You can learn a lot from a sports blog. Including, oddly enough, the purposes of class action lawsuits.
Last month, while browsing the latest news on one of my favorite sports teams, I unexpectedly came across a dialogue on the NHL concussions lawsuit and settlement. See NHL Players Concussion Injury Litig., No. 14-md-2551 (D. Minn.), tentatively settled in the wake of a much larger settlement in In re NFL Players Concussion Litig., No. 12 md-2323 (E.D. Pa.). This evolved into a philosophical discussion on class actions; and the skeptics in the group quickly received an impromptu primer.
To paraphrase, the general question posed was: What is the value of class actions? Don’t they just benefit the lawyers?
Unsurprisingly, this is a sentiment echoed by conservative-minded jurists and politicians, who have sought to make “class actions” a dirty word.
Here are a few of the answers posted on the message board:
“The argument in favor of class actions is that a defendant’s conduct might be injuring a lot different people in small ways. Individually, it may not be worth it for a particular person to bring suit, but collectively there is a lot of harm incurred. In addition, an individual may not have the resources to pursue a case on their own.”
“[T]he aggregated claims of many people also can impose enough liability on a company that it actually matters and could cause a change in behavior and serve as a warning to anyone else who might do the same thing.”
“Also lawyers can’t afford to litigate thousands of individual claims with small payouts in even the best of circumstances. So they won’t take these cases. And even if they did, the NHL would know that they could just delay and wait them out until they couldn’t afford to proceed. There are a million ways to delay a legal proceeding if you’ve got the resources. So class actions help to get justice for people who otherwise wouldn’t have access to the legal system.”
These commentators have it right.
I have previously summarized the purposes of class actions for a legal audience:
“Class and collective actions serve several essential purposes. First, they promote efficiency and judicial economy by permitting common questions affecting a significant number of parties to be resolved in a single proceeding. Second, they allow plaintiffs to achieve economies of scale and enable them to file cases that otherwise could not have been brought. And, when a violation is established, class actions permit a broad remedy on behalf of all of the victims of a particular practice. Finally, they can exert a deterrent effect that prevents violations in the first place. In these ways, class actions facilitate enforcement of the law.”
E.g., Amchem Prods. Inc. v. Windsor, 521 U.S. 591, 617 (1997) (citing Mace v. Van Ru Credit Corp., 109 F.3d 338, 344 (7th Cir. 1997)); Hoffman-LaRoche v. Sperling, 493 U.S. 165, 170 (1989); Richard M. Meyer, The Social Utility of Class Actions, 42 Brooklyn Law Review 189 (1975).

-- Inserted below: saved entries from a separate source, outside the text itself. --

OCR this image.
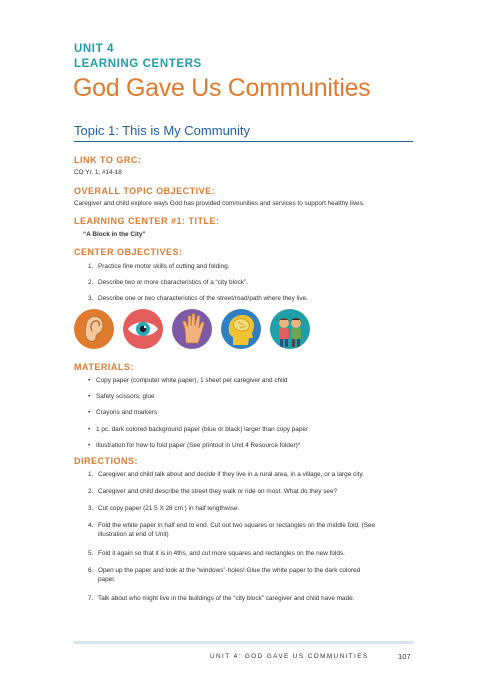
UNIT 4
LEARNING CENTERS
God Gave Us Communities
Topic 1: This is My Community
LINK TO GRC:
CO Yr. 1, #14-18
OVERALL TOPIC OBJECTIVE:
Caregiver and child explore ways God has provided communities and services to support healthy lives.
LEARNING CENTER #1: TITLE:
“A Block in the City”
CENTER OBJECTIVES:
1. Practice fine motor skills of cutting and folding.
2. Describe two or more characteristics of a “city block”.
3. Describe one or two characteristics of the street/road/path where they live.
MATERIALS:
• Copy paper (computer white paper), 1 sheet per caregiver and child
• Safety scissors, glue
• Crayons and markers
• 1 pc. dark colored background paper (blue or black) larger than copy paper
• Illustration for how to fold paper (See printout in Unit 4 Resource folder)*
DIRECTIONS:
1. Caregiver and child talk about and decide if they live in a rural area, in a village, or a large city.
2. Caregiver and child describe the street they walk or ride on most. What do they see?
3. Cut copy paper (21.5 X 28 cm ) in half lengthwise.
4. Fold the white paper in half end to end. Cut out two squares or rectangles on the middle fold. (See
illustration at end of Unit)
5. Fold it again so that it is in 4ths, and cut more squares and rectangles on the new folds.
6. Open up the paper and look at the “windows”-holes! Glue the white paper to the dark colored
paper.
7. Talk about who might live in the buildings of the “city block” caregiver and child have made.
UNIT 4: GOD GAVE US COMMUNITIES	107
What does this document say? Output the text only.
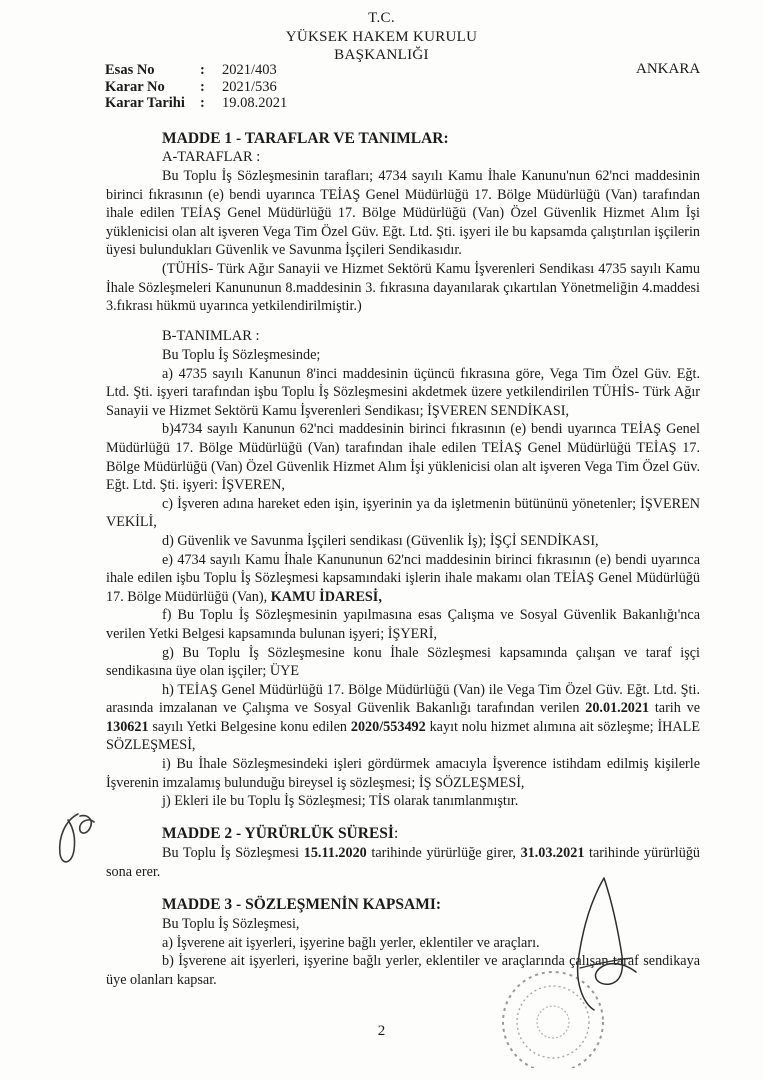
T.C.
YÜKSEK HAKEM KURULU
BAŞKANLIĞI
Esas No	:	2021/403
Karar No	:	2021/536
Karar Tarihi	:	19.08.2021
ANKARA
MADDE 1 - TARAFLAR VE TANIMLAR:
A-TARAFLAR :

Bu Toplu İş Sözleşmesinin tarafları; 4734 sayılı Kamu İhale Kanunu'nun 62'nci maddesinin birinci fıkrasının (e) bendi uyarınca TEİAŞ Genel Müdürlüğü 17. Bölge Müdürlüğü (Van) tarafından ihale edilen TEİAŞ Genel Müdürlüğü 17. Bölge Müdürlüğü (Van) Özel Güvenlik Hizmet Alım İşi yüklenicisi olan alt işveren Vega Tim Özel Güv. Eğt. Ltd. Şti. işyeri ile bu kapsamda çalıştırılan işçilerin üyesi bulundukları Güvenlik ve Savunma İşçileri Sendikasıdır.

(TÜHİS- Türk Ağır Sanayii ve Hizmet Sektörü Kamu İşverenleri Sendikası 4735 sayılı Kamu İhale Sözleşmeleri Kanununun 8.maddesinin 3. fıkrasına dayanılarak çıkartılan Yönetmeliğin 4.maddesi 3.fıkrası hükmü uyarınca yetkilendirilmiştir.)

B-TANIMLAR :

Bu Toplu İş Sözleşmesinde;

a) 4735 sayılı Kanunun 8'inci maddesinin üçüncü fıkrasına göre, Vega Tim Özel Güv. Eğt. Ltd. Şti. işyeri tarafından işbu Toplu İş Sözleşmesini akdetmek üzere yetkilendirilen TÜHİS- Türk Ağır Sanayii ve Hizmet Sektörü Kamu İşverenleri Sendikası; İŞVEREN SENDİKASI,

b)4734 sayılı Kanunun 62'nci maddesinin birinci fıkrasının (e) bendi uyarınca TEİAŞ Genel Müdürlüğü 17. Bölge Müdürlüğü (Van) tarafından ihale edilen TEİAŞ Genel Müdürlüğü TEİAŞ 17. Bölge Müdürlüğü (Van) Özel Güvenlik Hizmet Alım İşi yüklenicisi olan alt işveren Vega Tim Özel Güv. Eğt. Ltd. Şti. işyeri: İŞVEREN,

c) İşveren adına hareket eden işin, işyerinin ya da işletmenin bütününü yönetenler; İŞVEREN VEKİLİ,

d) Güvenlik ve Savunma İşçileri sendikası (Güvenlik İş); İŞÇİ SENDİKASI,

e) 4734 sayılı Kamu İhale Kanununun 62'nci maddesinin birinci fıkrasının (e) bendi uyarınca ihale edilen işbu Toplu İş Sözleşmesi kapsamındaki işlerin ihale makamı olan TEİAŞ Genel Müdürlüğü 17. Bölge Müdürlüğü (Van), KAMU İDARESİ,

f) Bu Toplu İş Sözleşmesinin yapılmasına esas Çalışma ve Sosyal Güvenlik Bakanlığı'nca verilen Yetki Belgesi kapsamında bulunan işyeri; İŞYERİ,

g) Bu Toplu İş Sözleşmesine konu İhale Sözleşmesi kapsamında çalışan ve taraf işçi sendikasına üye olan işçiler; ÜYE

h) TEİAŞ Genel Müdürlüğü 17. Bölge Müdürlüğü (Van) ile Vega Tim Özel Güv. Eğt. Ltd. Şti. arasında imzalanan ve Çalışma ve Sosyal Güvenlik Bakanlığı tarafından verilen 20.01.2021 tarih ve 130621 sayılı Yetki Belgesine konu edilen 2020/553492 kayıt nolu hizmet alımına ait sözleşme; İHALE SÖZLEŞMESİ,

i) Bu İhale Sözleşmesindeki işleri gördürmek amacıyla İşverence istihdam edilmiş kişilerle İşverenin imzalamış bulunduğu bireysel iş sözleşmesi; İŞ SÖZLEŞMESİ,

j) Ekleri ile bu Toplu İş Sözleşmesi; TİS olarak tanımlanmıştır.

MADDE 2 - YÜRÜRLÜK SÜRESİ:

Bu Toplu İş Sözleşmesi 15.11.2020 tarihinde yürürlüğe girer, 31.03.2021 tarihinde yürürlüğü sona erer.

MADDE 3 - SÖZLEŞMENİN KAPSAMI:

Bu Toplu İş Sözleşmesi,

a) İşverene ait işyerleri, işyerine bağlı yerler, eklentiler ve araçları.

b) İşverene ait işyerleri, işyerine bağlı yerler, eklentiler ve araçlarında çalışan taraf sendikaya üye olanları kapsar.

2
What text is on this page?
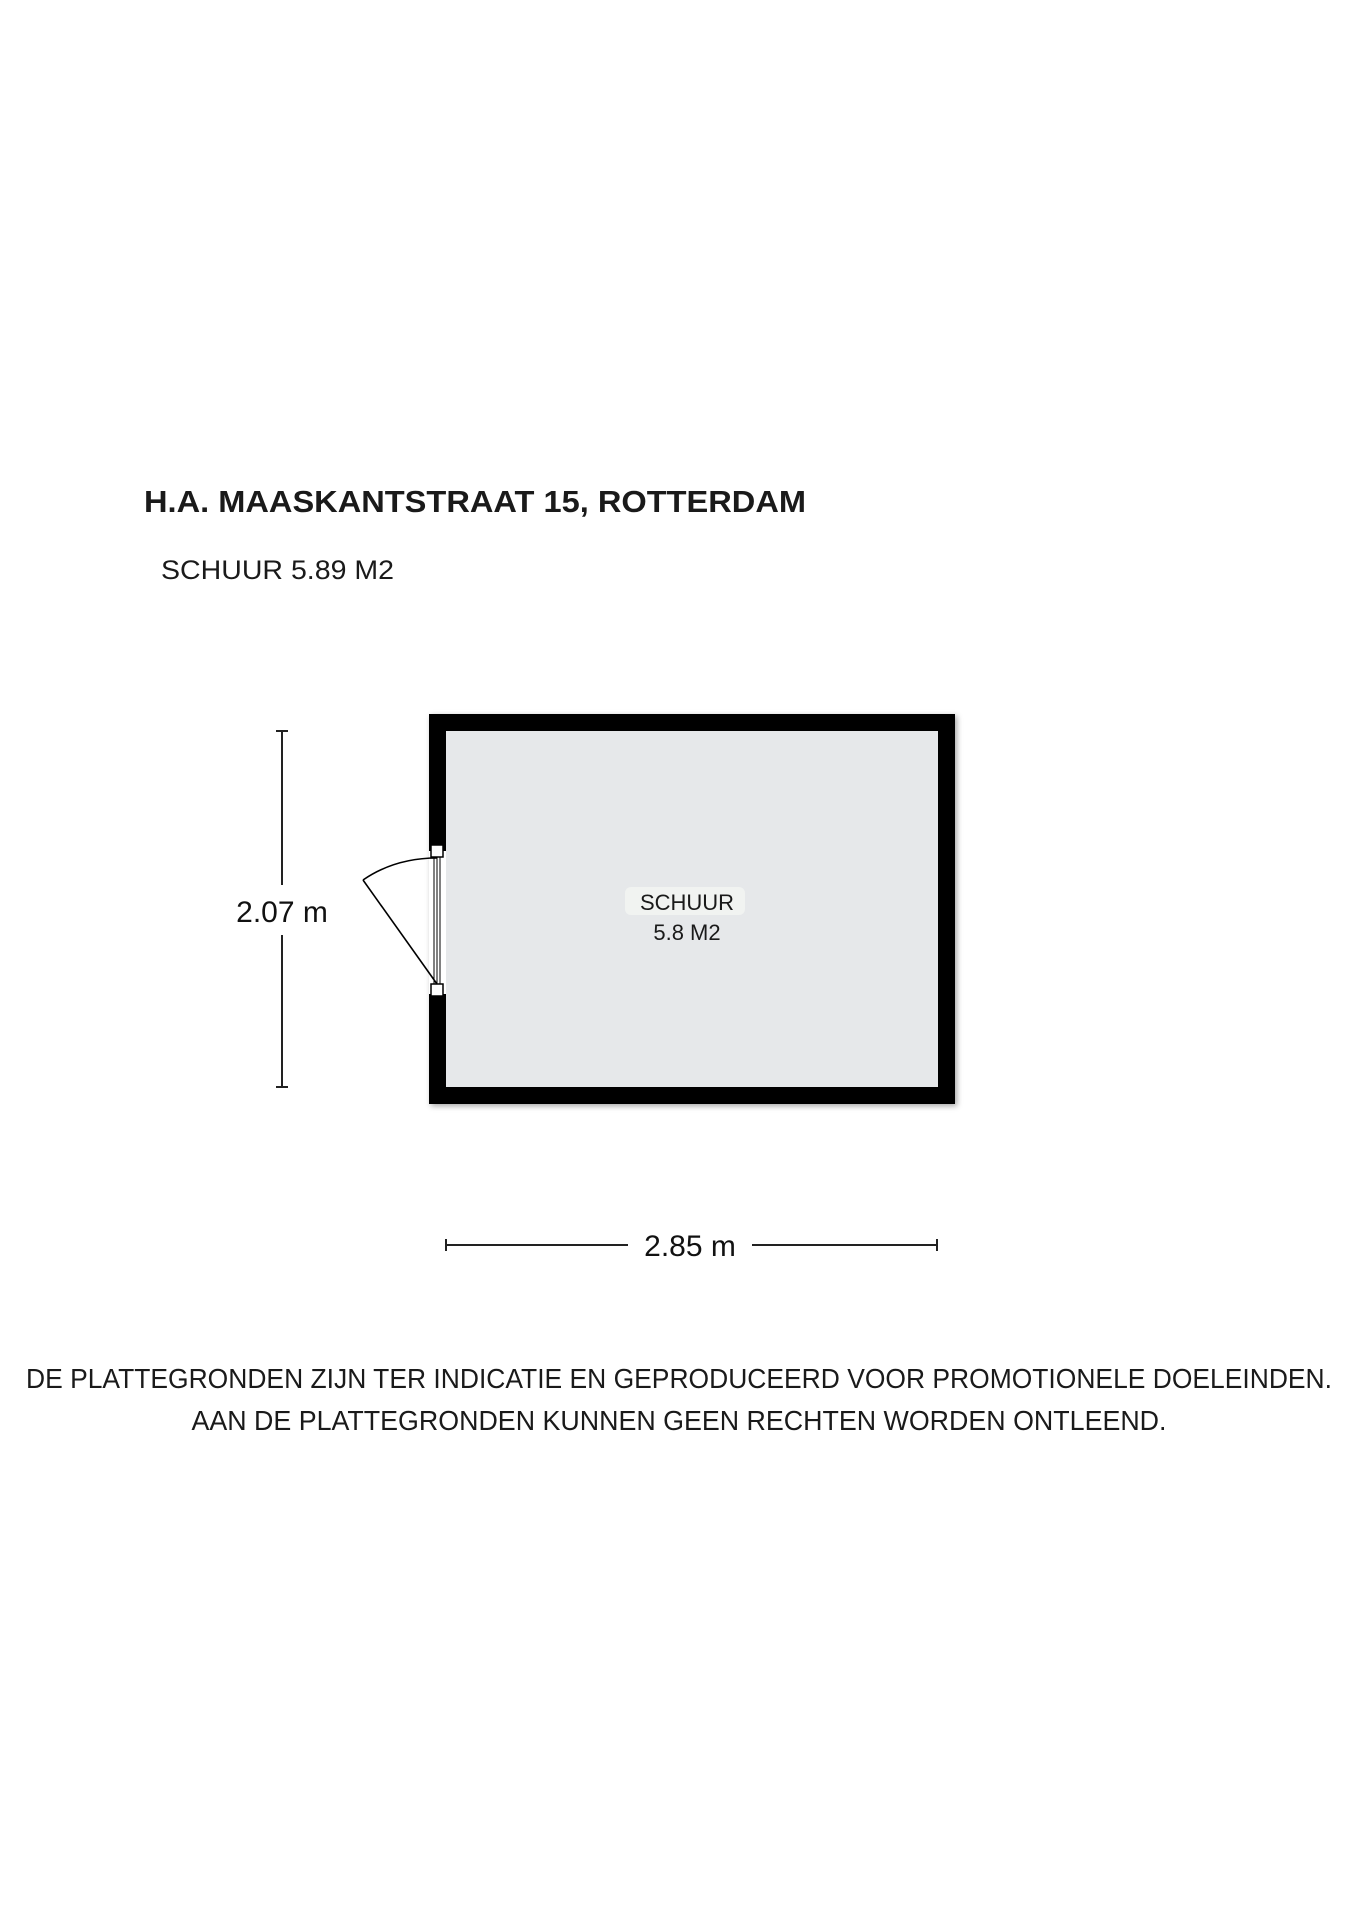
H.A. MAASKANTSTRAAT 15, ROTTERDAM
SCHUUR 5.89 M2
SCHUUR
5.8 M2
2.07 m
2.85 m
DE PLATTEGRONDEN ZIJN TER INDICATIE EN GEPRODUCEERD VOOR PROMOTIONELE DOELEINDEN.
AAN DE PLATTEGRONDEN KUNNEN GEEN RECHTEN WORDEN ONTLEEND.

These purposes apply with considerable force to retired professional athletes with a powerful player’s union behind them. But they are even more pronounced in cases involving ordinary employees, tenants, consumers, and other victims of corporate or institutional misdeeds. Class actions enable individuals with modest-sized claims to obtain meaningful remedies when their rights are violated. Claims may be too small or expensive to be litigated individually; or, individuals may be too fearful of retaliation to come forward and pursue their own suits. Class actions also help hold wrongdoers accountable and can bring about concrete change.
For example, our gender discrimination class actions have often resulted in extensive revisions to employers’ policies and procedures. These changes are designed to make the workplace a fairer place and achieve a level playing field for all employees.
As highlighted by my fellow sports fans, class actions are a valuable tool for justice. They enable individuals to shed light on harmful institutional practices that might otherwise remain shielded from scrutiny.